Without a budget, on July 1 services for hundreds of thousands of Illinoisans go into a state of limbo, as hundreds of state contracts to provide these services cannot be executed without a state budget. While the state has begun to issue some contracts for programs that fit Governor Rauner’s budget priorities, the state has no legal authority to pay for these services until a budget is signed into law.

In addition, since the currently proposed version of the state budget does not replace billions in revenue lost when the state’s temporary income tax increase expired in January, it instead must rely on dramatic cuts to human services including psychiatric care, Teen Reach afterschool programs and other services provided by Metropolitan and other non-profits across Illinois. A newly announced rule change also halts new enrollment in the state’s Child Care Assistance Program for low-income families on July 1, barring thousands of working poor families from access to an essential service.

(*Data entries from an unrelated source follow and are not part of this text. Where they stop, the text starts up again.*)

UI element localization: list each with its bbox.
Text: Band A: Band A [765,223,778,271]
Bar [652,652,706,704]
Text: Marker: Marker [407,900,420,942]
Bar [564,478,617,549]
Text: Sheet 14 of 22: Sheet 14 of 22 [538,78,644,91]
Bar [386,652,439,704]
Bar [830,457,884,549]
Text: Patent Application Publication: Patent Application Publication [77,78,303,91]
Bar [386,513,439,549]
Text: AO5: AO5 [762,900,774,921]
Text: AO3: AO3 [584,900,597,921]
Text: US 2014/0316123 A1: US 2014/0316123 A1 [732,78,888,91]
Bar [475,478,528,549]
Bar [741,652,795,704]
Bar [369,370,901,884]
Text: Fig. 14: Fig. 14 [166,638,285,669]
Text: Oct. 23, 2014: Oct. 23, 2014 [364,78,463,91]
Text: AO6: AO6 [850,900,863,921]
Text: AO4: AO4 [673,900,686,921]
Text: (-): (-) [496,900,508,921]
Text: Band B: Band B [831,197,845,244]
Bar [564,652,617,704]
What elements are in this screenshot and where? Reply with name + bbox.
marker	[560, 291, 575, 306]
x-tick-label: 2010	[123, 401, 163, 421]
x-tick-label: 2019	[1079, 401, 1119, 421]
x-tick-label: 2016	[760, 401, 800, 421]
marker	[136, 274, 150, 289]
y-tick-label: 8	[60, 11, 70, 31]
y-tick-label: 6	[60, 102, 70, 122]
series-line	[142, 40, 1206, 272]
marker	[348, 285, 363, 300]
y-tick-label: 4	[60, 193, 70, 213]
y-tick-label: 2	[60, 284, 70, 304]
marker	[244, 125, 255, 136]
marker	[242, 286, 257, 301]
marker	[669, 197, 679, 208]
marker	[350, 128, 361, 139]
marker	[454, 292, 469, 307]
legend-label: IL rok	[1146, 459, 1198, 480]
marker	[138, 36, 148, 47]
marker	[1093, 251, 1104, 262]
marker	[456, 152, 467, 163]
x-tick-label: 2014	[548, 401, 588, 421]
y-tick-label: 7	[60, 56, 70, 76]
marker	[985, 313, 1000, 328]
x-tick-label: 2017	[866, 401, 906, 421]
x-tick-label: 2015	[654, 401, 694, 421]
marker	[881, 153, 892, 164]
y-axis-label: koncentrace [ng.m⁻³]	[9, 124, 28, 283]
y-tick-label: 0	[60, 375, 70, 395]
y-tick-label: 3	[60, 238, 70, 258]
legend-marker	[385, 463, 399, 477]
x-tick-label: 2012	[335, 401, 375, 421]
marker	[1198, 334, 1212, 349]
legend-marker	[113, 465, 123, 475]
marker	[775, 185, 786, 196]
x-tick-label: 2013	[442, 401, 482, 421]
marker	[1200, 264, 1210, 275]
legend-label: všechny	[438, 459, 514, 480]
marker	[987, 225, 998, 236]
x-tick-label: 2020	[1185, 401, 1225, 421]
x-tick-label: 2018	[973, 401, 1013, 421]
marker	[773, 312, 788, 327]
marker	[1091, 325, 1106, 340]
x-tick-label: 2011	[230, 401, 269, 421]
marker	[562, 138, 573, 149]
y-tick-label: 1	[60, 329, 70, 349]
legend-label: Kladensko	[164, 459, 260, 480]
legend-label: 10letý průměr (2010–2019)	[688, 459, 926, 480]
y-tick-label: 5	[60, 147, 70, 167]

“This cannot be a game of chicken. The human and financial consequences of failure are too real,” said Metropolitan Family Services President & CEO Ric Estrada. “Low-income families and vulnerable Illinoisans should not be collateral damage of a political stalemate.”

Metropolitan Family Services is one of over 300 agencies to sign an open letter to the Governor and legislative branch to take immediate action to approve a budget that includes enough revenue to support services that children and families depend on.

“We have made short-term contingency plans to continue core services into early July, but we cannot use our line of credit to pay for failure in Springfield,” continued Estrada. “Many smaller agencies are already suspending essential services and laying off staff.”

While Metropolitan Family Services is well regarded by both public and private funders for high-quality, wraparound family services and sound fiscal stewardship, with nearly 40% of its budget coming from service contracts on behalf of the state, a continuing state budget impasse will have a deep impact on the 67,000 people the agency serves in Chicago, Suburban Cook and DuPage Counties. Examples include:

  • Elimination of funding for psychiatric care grants, which will force the agency to lay-off doctors and psychiatric nurses at the center of its 9,984 client mental health practice.
  • An enrollment freeze on child care programs will eliminate access to working poor families at its three city early childhood centers, while threatening key partnerships to expand early childhood services in DuPage County.
  • Cuts to afterschool programs and school-based substance abuse prevention programs will place hundreds of young people at risk in communities across Chicago and the South Suburbs.

“We do not make widgets on an assembly line,” said Estrada. “We take care of people, in communities that need us. The time for a solution is now.”

About Metropolitan Family Services
Metropolitan Family Services empowers families to learn, to earn, to heal, to thrive. Part mentor, part motivator, part advocate, since 1857 Metropolitan Family Services has been the engine of change that empowers Chicago-area families to reach their greatest potential and positively impact their communities.